Donohoe to consider budget cut for stamp duty on share trading
Tax of 1 per cent on share trading in Irish firms raised €369.7 million for State in 2016
The Minister for Finance Paschal Donohoe is pondering a reduction in the stamp duty charged on share trading in Budget 2019. Photograph: Tom Honan
Minister for Finance Paschal Donohoe is set to consider whether to slash a 1 per cent stamp duty on share trading in Irish companies in October’s budget. The tax currently generates almost €400 million a year for the exchequer.
Officials in the Department of Finance are preparing a report that is expected to be presented to the Minister “by the end of the summer for consideration in advance of the budget,” according to a spokesman for the department.
Mr Donohoe launched a public consultation last September on the future of Ireland’s stamp duty on share trades, which is double the rate levied in the UK and more than three times that in France.
He sought feedback on whether duty on transactions “continues to be justified as part of our overall taxation system”, and if the charge would have an impact on the country’s competitive position after the UK exits the European Union.
The Minister also requested that respondents outline how tax raised from the levy, which Euronext Dublin (formerly the Irish Stock Exchange) estimates raised €369.7 million for the Government in 2016, could be replaced by alternative revenue streams from the financial services area.
The Government’s Summer Economic Statement, published last week, estimated that the Minister would have flexibility for a net €800 million of spending increases and tax deductions in Budget 2019.
Euronext Dublin has long lobbied for the 1 per cent Irish rate – which applies to trading in Irish companies whether in Dublin or abroad – to at least be reduced to the UK level.

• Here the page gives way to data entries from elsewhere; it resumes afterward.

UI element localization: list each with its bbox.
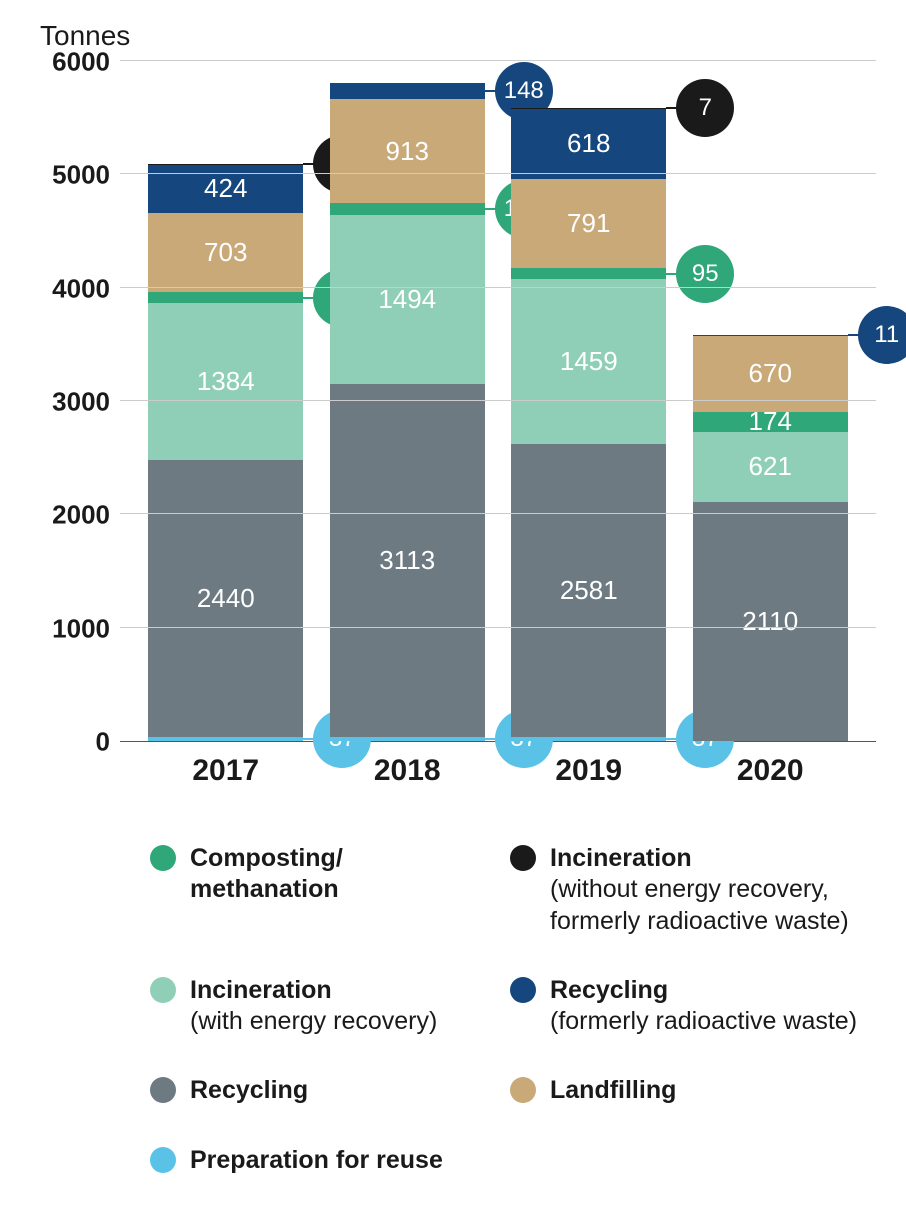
legend-swatch <box>150 1077 176 1103</box>
y-axis-title: Tonnes <box>40 20 876 52</box>
segment-label: 1459 <box>560 346 618 377</box>
segment-label: 2581 <box>560 575 618 606</box>
segment-prep_reuse <box>511 737 666 741</box>
legend-label: Preparation for reuse <box>190 1145 443 1176</box>
segment-inciner_energy: 1384 <box>148 303 303 460</box>
segment-label: 618 <box>567 128 610 159</box>
segment-recycling: 2581 <box>511 444 666 737</box>
bar-2018: 3731131494104913148 <box>330 83 485 741</box>
legend: Composting/methanationIncineration(witho… <box>150 843 876 1176</box>
segment-prep_reuse <box>148 737 303 741</box>
y-tick: 1000 <box>52 613 110 644</box>
legend-item-empty <box>510 1145 890 1176</box>
segment-inciner_no_energy <box>148 164 303 165</box>
legend-label: Incineration(with energy recovery) <box>190 975 437 1038</box>
gridline <box>120 627 876 628</box>
chart-container: Tonnes 0100020003000400050006000 3724401… <box>0 0 906 1206</box>
segment-recycling_radio <box>330 83 485 100</box>
legend-item-composting: Composting/methanation <box>150 843 490 937</box>
legend-label: Landfilling <box>550 1075 676 1106</box>
segment-recycling_radio: 424 <box>148 165 303 213</box>
gridline <box>120 60 876 61</box>
segment-label: 621 <box>749 451 792 482</box>
gridline <box>120 287 876 288</box>
y-tick: 3000 <box>52 387 110 418</box>
legend-swatch <box>510 1077 536 1103</box>
segment-recycling: 2110 <box>693 502 848 741</box>
y-tick: 6000 <box>52 47 110 78</box>
bar-2019: 3725811459957916187 <box>511 108 666 741</box>
legend-label: Recycling(formerly radioactive waste) <box>550 975 857 1038</box>
segment-label: 2440 <box>197 583 255 614</box>
segment-composting <box>511 268 666 279</box>
legend-label: Composting/methanation <box>190 843 343 906</box>
gridline <box>120 513 876 514</box>
legend-item-recycling: Recycling <box>150 1075 490 1106</box>
segment-label: 424 <box>204 173 247 204</box>
legend-label: Incineration(without energy recovery, fo… <box>550 843 890 937</box>
gridline <box>120 400 876 401</box>
x-label: 2017 <box>148 754 303 788</box>
bar-2020: 211062117467011 <box>693 335 848 741</box>
legend-label: Recycling <box>190 1075 308 1106</box>
legend-swatch <box>510 977 536 1003</box>
segment-composting: 174 <box>693 412 848 432</box>
segment-label: 1384 <box>197 366 255 397</box>
legend-swatch <box>150 977 176 1003</box>
segment-landfill: 913 <box>330 99 485 202</box>
y-tick: 5000 <box>52 160 110 191</box>
segment-recycling_radio: 618 <box>511 109 666 179</box>
y-tick: 2000 <box>52 500 110 531</box>
callout-inciner_no_energy: 7 <box>676 79 734 137</box>
segment-label: 2110 <box>742 606 798 637</box>
segment-inciner_energy: 621 <box>693 432 848 502</box>
segment-recycling_radio <box>693 335 848 336</box>
callout-recycling_radio: 11 <box>858 306 906 364</box>
legend-swatch <box>150 845 176 871</box>
legend-item-inciner_energy: Incineration(with energy recovery) <box>150 975 490 1038</box>
y-tick: 4000 <box>52 273 110 304</box>
legend-item-prep_reuse: Preparation for reuse <box>150 1145 490 1176</box>
y-axis: 0100020003000400050006000 <box>30 62 120 742</box>
plot-area: 3724401384987034244373113149410491314837… <box>120 62 876 742</box>
segment-label: 1494 <box>378 284 436 315</box>
chart-area: 0100020003000400050006000 37244013849870… <box>30 62 876 742</box>
segment-composting <box>330 203 485 215</box>
bar-2017: 3724401384987034244 <box>148 164 303 741</box>
segment-inciner_energy: 1494 <box>330 215 485 384</box>
segment-label: 3113 <box>379 545 435 576</box>
segment-recycling: 2440 <box>148 460 303 737</box>
segment-label: 670 <box>749 358 792 389</box>
segment-recycling: 3113 <box>330 384 485 737</box>
segment-label: 913 <box>386 136 429 167</box>
y-tick: 0 <box>96 727 110 758</box>
segment-label: 703 <box>204 237 247 268</box>
segment-landfill: 703 <box>148 213 303 293</box>
segment-composting <box>148 292 303 303</box>
legend-swatch <box>510 845 536 871</box>
legend-swatch <box>150 1147 176 1173</box>
segment-prep_reuse <box>330 737 485 741</box>
gridline <box>120 173 876 174</box>
segment-landfill: 791 <box>511 179 666 269</box>
legend-item-landfill: Landfilling <box>510 1075 890 1106</box>
legend-item-recycling_radio: Recycling(formerly radioactive waste) <box>510 975 890 1038</box>
segment-inciner_energy: 1459 <box>511 279 666 444</box>
legend-item-inciner_no_energy: Incineration(without energy recovery, fo… <box>510 843 890 937</box>
bars-group: 3724401384987034244373113149410491314837… <box>120 62 876 741</box>
segment-inciner_no_energy <box>511 108 666 109</box>
segment-label: 791 <box>567 208 610 239</box>
callout-composting: 95 <box>676 245 734 303</box>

The Government abolished stamp duty early last year on companies listed on the junior stock market in Dublin.
In a submission to the department before the deadline last November, seen by The Irish Times, the bourse, which is owned by pan-European exchange operator Euronext, said the duty “cannot be justified in today’s climate”.
It proposed that the rate by cut “immediately” to 0.5 per cent in line with the UK’s decison to phase the charge out entirely over time.
“In a global economy where investment is mobile and Irish companies are competing with enterprises for investors, stamp duty places Irish companies at a significant disadvantage to their competitors when trying to attract much-needed capital,” the Irish exchange said in the document.
“Post Brexit, Ireland’s stamp duty regime makes other EU jurisdictions more attractive than Ireland for businesses relocating from the UK.”